Hi everyone,
I have a bit of an odd question which admittedly has come more from my PI than me.
We have done some ChIP-seq analysis for a TF on some tissue and cell samples. I have analysed all of these samples with the exact same pipeline and for each sample, I have run MACS2 to identify peaks against an input control for each sample. What I want know is, is it fair to say if I have more peaks called in one sample versus another cell sample that the sample with higher peak number has more TF binding to DNA than the other sample? For example, I have sample A with 3900 peaks, sample B with 11000 peaks and sample C with 19000 peaks. In order to say that my sample C has more TF binding to the DNA than the other samples, is there any sort of normalisation I should do? Are these numbers comparable to each other as is? I've read a lot about normalising peak heights between samples (using library size etc) but this is a different question. Can numbers of peaks themselves be compared between samples??

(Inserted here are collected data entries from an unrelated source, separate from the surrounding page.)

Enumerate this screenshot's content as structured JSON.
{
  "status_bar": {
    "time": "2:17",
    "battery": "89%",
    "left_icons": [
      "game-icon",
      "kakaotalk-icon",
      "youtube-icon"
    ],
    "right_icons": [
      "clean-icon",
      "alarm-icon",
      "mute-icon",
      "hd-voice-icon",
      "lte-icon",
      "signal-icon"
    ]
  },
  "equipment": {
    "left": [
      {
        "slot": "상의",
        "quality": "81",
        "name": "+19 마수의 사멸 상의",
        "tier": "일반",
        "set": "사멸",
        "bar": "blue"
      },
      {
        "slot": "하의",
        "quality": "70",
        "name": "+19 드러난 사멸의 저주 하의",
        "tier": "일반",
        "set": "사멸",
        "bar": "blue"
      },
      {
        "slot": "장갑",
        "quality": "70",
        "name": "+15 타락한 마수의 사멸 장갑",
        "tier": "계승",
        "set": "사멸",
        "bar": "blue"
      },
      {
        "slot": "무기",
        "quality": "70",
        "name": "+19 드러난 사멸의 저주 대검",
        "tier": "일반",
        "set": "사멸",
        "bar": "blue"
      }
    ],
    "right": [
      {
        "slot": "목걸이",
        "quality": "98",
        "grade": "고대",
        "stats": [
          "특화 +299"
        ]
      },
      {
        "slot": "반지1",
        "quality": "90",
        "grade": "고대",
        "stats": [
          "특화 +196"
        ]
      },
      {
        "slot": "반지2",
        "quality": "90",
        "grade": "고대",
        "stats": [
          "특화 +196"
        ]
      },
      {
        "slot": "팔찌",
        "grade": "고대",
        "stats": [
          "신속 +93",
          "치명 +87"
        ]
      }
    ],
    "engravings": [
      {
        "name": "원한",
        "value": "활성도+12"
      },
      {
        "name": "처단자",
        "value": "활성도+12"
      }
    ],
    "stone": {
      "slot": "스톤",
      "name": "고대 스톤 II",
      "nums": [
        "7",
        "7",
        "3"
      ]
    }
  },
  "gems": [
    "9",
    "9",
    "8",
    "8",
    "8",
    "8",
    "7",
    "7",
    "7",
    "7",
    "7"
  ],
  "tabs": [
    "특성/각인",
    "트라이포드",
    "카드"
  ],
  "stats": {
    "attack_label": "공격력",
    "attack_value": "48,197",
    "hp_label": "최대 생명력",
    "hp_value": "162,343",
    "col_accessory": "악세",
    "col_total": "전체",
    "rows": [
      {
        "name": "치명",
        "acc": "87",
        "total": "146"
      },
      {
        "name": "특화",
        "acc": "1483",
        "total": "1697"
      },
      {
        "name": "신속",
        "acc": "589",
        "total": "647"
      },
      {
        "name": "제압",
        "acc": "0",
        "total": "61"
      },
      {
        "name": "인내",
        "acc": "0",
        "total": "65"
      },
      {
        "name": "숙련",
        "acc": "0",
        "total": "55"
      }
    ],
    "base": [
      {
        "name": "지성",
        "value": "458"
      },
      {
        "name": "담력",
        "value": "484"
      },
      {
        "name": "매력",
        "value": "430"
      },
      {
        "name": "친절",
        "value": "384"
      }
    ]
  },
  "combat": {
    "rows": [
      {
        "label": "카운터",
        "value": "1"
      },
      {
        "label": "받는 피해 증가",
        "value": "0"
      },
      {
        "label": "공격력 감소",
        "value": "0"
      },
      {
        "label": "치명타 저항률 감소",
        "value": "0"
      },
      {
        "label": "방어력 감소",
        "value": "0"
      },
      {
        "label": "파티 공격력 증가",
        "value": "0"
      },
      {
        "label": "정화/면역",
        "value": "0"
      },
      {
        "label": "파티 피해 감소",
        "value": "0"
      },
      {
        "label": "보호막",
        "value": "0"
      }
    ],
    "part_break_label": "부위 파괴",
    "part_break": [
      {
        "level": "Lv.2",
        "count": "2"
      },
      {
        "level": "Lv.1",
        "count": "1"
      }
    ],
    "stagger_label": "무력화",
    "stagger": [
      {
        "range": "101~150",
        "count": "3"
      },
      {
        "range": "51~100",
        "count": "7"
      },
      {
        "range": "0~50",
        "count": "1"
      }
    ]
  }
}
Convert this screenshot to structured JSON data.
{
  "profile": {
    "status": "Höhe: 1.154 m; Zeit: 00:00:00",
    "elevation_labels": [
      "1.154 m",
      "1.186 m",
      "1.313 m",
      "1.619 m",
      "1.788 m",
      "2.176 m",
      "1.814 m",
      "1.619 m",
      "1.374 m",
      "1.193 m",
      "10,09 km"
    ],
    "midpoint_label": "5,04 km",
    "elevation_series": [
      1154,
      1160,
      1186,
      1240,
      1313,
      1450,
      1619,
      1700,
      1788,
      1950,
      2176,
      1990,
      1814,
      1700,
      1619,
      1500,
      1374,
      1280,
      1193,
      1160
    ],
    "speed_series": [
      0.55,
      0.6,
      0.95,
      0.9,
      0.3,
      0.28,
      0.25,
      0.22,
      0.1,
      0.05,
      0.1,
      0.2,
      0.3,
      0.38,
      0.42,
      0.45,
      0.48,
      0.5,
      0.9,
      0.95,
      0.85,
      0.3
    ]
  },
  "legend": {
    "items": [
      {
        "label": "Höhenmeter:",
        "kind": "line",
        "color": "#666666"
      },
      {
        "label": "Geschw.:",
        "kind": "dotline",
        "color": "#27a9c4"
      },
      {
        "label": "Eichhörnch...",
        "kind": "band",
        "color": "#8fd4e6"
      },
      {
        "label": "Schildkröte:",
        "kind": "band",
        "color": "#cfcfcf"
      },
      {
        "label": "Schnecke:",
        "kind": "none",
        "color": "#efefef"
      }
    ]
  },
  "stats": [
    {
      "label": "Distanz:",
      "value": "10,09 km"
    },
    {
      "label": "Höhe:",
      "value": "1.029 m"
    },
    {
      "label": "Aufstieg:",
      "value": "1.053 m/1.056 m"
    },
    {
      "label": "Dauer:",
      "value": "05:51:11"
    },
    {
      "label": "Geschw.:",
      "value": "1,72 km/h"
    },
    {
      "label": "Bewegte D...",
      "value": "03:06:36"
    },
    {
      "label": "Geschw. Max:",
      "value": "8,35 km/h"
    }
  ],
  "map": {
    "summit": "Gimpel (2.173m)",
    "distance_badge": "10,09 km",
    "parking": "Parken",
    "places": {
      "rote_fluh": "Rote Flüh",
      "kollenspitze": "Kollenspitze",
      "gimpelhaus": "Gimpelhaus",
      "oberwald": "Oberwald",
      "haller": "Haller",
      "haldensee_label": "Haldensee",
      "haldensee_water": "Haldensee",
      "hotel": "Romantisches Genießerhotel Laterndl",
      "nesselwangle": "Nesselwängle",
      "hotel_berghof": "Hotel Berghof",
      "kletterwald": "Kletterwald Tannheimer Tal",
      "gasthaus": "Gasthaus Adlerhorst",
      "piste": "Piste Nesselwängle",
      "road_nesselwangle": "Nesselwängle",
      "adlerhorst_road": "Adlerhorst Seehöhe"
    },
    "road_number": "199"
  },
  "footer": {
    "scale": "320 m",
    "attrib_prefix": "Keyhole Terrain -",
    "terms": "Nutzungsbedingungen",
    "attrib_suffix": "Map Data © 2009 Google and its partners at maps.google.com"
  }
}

Adding to your (already excellent) reply:
Was the IP efficiency the same in each cell type? Relatedly, was the cell number and DNA extraction efficiency similar? Is the genomic sequence identical (or close enough) in each cell type (cell lines are typically a bit different)? Do the inputs show essentially identical read distributions between samples? Is the noise level surrounding peaks similar between samples (this is related to IP efficiency, but since you mentioned MACs, it's sensitive to this)?